New feature (Calico Enterprise): the LogCollector controller now deploys fluent-bit (calico-fluent-bit in calico-system) in place of fluentd, completing the log-collector migration on the operator side.

  • Resource identity migration: namespace tigera-fluentdcalico-system; DaemonSet/ServiceAccount fluentd-nodecalico-fluent-bit; TLS secret → calico-fluent-bit-tls; metrics port 9081 → 2020 (fluent-bit's built-in HTTP server).
  • Configuration is rendered in fluent-bit's YAML schema into per-OS ConfigMaps (calico-fluent-bit-conf/-windows), subPath-mounted on Linux and directory-mounted on Windows, started with -c. The render loads the Go plugins via plugins_file, defines parsers inline, applies the record-transform Lua filter, and inlines user-provided fluent-bit YAML filter lists. A rendered-config hash annotation rolls the pods on config-only changes.
  • Tail inputs use the producing components' real log paths, with SQLite offset DBs and filesystem buffering under /var/log/calico/calico-fluent-bit; a pos-migrator init container (Linux and Windows) seeds offsets from the legacy fluentd .pos files and pre-creates the tailed directories. Windows tails the same log types the fluentd Windows variant shipped.
  • The linseed output matches only Linseed-bound tags, authenticates with mTLS + the pod's ServiceAccount token, and retries without limit against bounded filesystem storage. S3/Splunk/Syslog outputs mirror fluentd's per-type fan-out (standard AWS credential env vars, endpoint scheme honored, syslog ships the whole record as JSON via a per-output Lua processor with TLS properly enabled).
  • NonClusterHost renders the :9880 HTTP input with client-certificate verification; the input Service is cleaned up when the resource is removed.
  • eks-log-forwarder runs the fluent-bit image with a rendered in_ekslinseed pipeline and health probes (no startup init container; the input plugin resolves its resume point from Linseed).
  • Probes hit :2020/api/v1/health; the ServiceMonitor scrapes plain HTTP (fluent-bit's monitoring server has no TLS) with access restricted by the component NetworkPolicy, and legacy fluentd monitors are deleted.
  • The LogCollector controller no longer creates/owns the calico-system namespace (deleting the LogCollector must not garbage-collect it); the deprecated fluentdDaemonSet override is honored as an alias of the new calicoFluentBitDaemonSet field (with container-name translation); legacy tigera-fluentd resources — the namespace last — are cleaned up idempotently.

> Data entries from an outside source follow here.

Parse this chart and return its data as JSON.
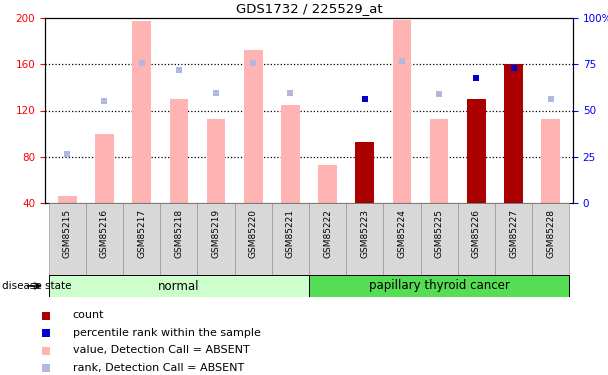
{
  "title": "GDS1732 / 225529_at",
  "samples": [
    "GSM85215",
    "GSM85216",
    "GSM85217",
    "GSM85218",
    "GSM85219",
    "GSM85220",
    "GSM85221",
    "GSM85222",
    "GSM85223",
    "GSM85224",
    "GSM85225",
    "GSM85226",
    "GSM85227",
    "GSM85228"
  ],
  "groups": {
    "normal": [
      "GSM85215",
      "GSM85216",
      "GSM85217",
      "GSM85218",
      "GSM85219",
      "GSM85220",
      "GSM85221"
    ],
    "papillary thyroid cancer": [
      "GSM85222",
      "GSM85223",
      "GSM85224",
      "GSM85225",
      "GSM85226",
      "GSM85227",
      "GSM85228"
    ]
  },
  "value_bars": [
    46,
    100,
    197,
    130,
    113,
    172,
    125,
    73,
    93,
    198,
    113,
    130,
    160,
    113
  ],
  "rank_bars": [
    null,
    null,
    null,
    null,
    null,
    null,
    null,
    null,
    93,
    null,
    null,
    130,
    157,
    null
  ],
  "value_absent": [
    true,
    true,
    true,
    true,
    true,
    true,
    true,
    true,
    false,
    true,
    true,
    false,
    false,
    true
  ],
  "rank_bars_absent": [
    true,
    true,
    true,
    true,
    true,
    true,
    true,
    true,
    false,
    true,
    true,
    false,
    false,
    true
  ],
  "rank_dots_left": [
    82,
    128,
    161,
    155,
    135,
    161,
    135,
    null,
    130,
    163,
    134,
    148,
    157,
    130
  ],
  "rank_dots_absent": [
    true,
    true,
    true,
    true,
    true,
    true,
    true,
    null,
    false,
    true,
    true,
    false,
    false,
    true
  ],
  "ylim_left": [
    40,
    200
  ],
  "ylim_right": [
    0,
    100
  ],
  "yticks_left": [
    40,
    80,
    120,
    160,
    200
  ],
  "yticks_right": [
    0,
    25,
    50,
    75,
    100
  ],
  "ytick_labels_left": [
    "40",
    "80",
    "120",
    "160",
    "200"
  ],
  "ytick_labels_right": [
    "0",
    "25",
    "50",
    "75",
    "100%"
  ],
  "color_value_absent": "#ffb3b3",
  "color_rank_dot_absent": "#b0b8e0",
  "color_value_present": "#aa0000",
  "color_rank_present": "#0000cc",
  "group_normal_color": "#ccffcc",
  "group_cancer_color": "#55dd55",
  "background_color": "#ffffff",
  "dotted_lines": [
    80,
    120,
    160
  ],
  "legend_items": [
    {
      "label": "count",
      "color": "#aa0000"
    },
    {
      "label": "percentile rank within the sample",
      "color": "#0000cc"
    },
    {
      "label": "value, Detection Call = ABSENT",
      "color": "#ffb3b3"
    },
    {
      "label": "rank, Detection Call = ABSENT",
      "color": "#b0b8e0"
    }
  ]
}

Testing: render, controller, and monitor unit suites updated/extended (ConfigMap-content assertions replacing the env-var assertions); the rendered configuration was validated against the real fluent-bit binary; the full migration was validated end-to-end on a test cluster — all log types flowing to Linseed/Elasticsearch, fluentd resources fully removed, tail-offset handover without re-shipping, NonClusterHost ingestion with client-certificate enforcement, and EKS/Windows render shapes verified.

Release Note

The LogCollector now deploys fluent-bit (calico-fluent-bit in calico-system) in place of fluentd, with operator-rendered configuration and automatic migration of fluentd tail positions.

For PR author

  • Tests for change.
  • If changing pkg/apis/, run make gen-files
  • If changing versions, run make gen-versions

For PR reviewers

A note for code reviewers - all pull requests must have the following:

  • Milestone set according to targeted release.
  • Appropriate labels:
    • kind/bug if this is a bugfix.
    • kind/enhancement if this is a a new feature.
    • enterprise if this PR applies to Calico Enterprise only.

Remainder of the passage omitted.